5. Total Internal reflection

We saw that when a ray of light enters an optically denser medium, it bends towards the normal.  Conversely, when the ray enters an optically rarer medium it bends away from the normal. 

When the ray is going from denser medium to rarer medium, according to the definition of refractive index,

sin i/sin r = 1 / μ .                                             Eq. 5

Note that

glass μ air    =   1/ air μ glass   =  1 / μ ,                Eq. 6   

In the following figures, the source is at S within the medium. As the angle of incidence increases, the angle of emergence increases according to Equation 5. 

In the case of glass, μ =1.52. 

Let us see for what value of i, r  becomes 90 Deg; from Eq. 5,

ic   = sin-1 (sin 90 / 1.52)

  = 41.1 Deg.

For a given medium ic   is called as the critical angle.

When i > ic , the refraction in the air is no longer possible and the light is totally reflected.

As we saw in the beginning, the ray of light gets partially reflected and partially refracted.  Although not shown in these figures,  the ray SO always has a reflected component though small. When the ray undergoes total internal reflection, all the energy is reflected.

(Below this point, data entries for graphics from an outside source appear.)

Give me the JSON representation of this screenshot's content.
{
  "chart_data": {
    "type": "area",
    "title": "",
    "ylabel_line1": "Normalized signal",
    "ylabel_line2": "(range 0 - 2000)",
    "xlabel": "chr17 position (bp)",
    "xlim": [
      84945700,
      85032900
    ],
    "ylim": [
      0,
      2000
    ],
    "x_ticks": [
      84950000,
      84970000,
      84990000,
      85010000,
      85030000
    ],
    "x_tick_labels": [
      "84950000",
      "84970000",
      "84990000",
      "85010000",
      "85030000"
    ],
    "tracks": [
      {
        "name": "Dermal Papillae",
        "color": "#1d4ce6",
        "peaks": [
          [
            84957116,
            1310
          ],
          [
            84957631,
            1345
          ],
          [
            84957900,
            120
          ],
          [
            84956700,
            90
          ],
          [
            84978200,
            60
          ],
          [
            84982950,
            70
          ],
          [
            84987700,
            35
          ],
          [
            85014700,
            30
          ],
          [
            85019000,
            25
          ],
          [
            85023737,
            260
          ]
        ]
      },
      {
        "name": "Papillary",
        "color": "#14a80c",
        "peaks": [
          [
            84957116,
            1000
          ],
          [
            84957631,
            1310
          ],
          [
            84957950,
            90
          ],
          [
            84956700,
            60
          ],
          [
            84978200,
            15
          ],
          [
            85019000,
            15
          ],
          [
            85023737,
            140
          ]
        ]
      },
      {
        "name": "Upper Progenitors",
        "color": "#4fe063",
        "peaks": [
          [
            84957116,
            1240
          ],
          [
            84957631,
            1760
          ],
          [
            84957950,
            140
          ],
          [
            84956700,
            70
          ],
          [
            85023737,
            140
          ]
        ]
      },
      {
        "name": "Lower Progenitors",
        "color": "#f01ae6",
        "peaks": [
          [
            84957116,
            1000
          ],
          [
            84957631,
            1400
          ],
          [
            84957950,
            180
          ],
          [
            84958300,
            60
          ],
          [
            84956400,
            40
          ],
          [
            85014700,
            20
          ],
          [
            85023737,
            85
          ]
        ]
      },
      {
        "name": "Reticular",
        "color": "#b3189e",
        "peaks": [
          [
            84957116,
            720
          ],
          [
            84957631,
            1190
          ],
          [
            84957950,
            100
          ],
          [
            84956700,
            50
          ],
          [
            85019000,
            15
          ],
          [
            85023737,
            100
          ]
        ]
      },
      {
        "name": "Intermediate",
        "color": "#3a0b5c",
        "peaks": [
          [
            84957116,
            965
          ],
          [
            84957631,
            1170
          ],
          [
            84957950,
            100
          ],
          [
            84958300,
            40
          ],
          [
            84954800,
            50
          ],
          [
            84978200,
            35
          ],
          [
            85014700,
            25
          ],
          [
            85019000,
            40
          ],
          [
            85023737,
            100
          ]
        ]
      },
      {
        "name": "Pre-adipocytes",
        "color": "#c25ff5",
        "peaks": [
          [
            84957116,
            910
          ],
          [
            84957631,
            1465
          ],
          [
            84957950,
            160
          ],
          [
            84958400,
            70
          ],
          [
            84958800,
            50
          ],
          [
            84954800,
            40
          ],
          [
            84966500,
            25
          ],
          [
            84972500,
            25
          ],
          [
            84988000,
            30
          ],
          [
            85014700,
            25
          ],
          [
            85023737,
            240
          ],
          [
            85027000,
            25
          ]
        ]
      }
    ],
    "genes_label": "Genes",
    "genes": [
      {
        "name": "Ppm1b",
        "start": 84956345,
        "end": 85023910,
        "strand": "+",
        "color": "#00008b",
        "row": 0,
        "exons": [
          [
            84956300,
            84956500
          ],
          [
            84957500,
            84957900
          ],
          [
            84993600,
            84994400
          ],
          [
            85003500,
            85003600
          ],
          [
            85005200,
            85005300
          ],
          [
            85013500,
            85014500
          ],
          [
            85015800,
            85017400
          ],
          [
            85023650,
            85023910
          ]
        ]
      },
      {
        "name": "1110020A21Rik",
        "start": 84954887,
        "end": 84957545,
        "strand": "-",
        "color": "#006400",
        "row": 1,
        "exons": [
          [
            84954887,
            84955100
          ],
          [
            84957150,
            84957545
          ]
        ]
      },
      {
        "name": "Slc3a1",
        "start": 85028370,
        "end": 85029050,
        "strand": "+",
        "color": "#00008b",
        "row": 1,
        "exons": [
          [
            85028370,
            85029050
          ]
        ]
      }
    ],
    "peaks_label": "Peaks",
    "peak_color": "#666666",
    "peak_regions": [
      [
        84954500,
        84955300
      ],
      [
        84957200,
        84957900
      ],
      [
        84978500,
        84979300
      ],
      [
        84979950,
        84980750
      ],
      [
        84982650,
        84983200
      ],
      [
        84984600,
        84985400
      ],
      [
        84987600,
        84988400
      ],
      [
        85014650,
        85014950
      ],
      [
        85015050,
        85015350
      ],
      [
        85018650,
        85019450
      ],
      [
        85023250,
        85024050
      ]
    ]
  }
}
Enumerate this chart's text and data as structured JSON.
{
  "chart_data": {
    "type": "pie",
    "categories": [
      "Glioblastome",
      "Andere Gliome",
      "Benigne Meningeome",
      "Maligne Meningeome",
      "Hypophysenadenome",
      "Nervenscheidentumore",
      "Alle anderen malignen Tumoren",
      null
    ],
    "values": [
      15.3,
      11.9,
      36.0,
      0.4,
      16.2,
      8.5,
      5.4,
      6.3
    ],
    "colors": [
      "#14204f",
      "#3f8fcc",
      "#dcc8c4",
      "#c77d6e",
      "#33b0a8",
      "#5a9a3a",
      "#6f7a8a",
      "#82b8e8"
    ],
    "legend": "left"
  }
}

The phenomenon of total internal reflection of light has wide applications. In optical instruments for example in binoculars, the length of the instrument is reduced by bending the rays using total internal reflection with the help of right angled prisms.  Optical fibers are used widely in the modern era; the ray propagates in the fiber undergoing multiple total internal reflections at the inner surface of the fiber.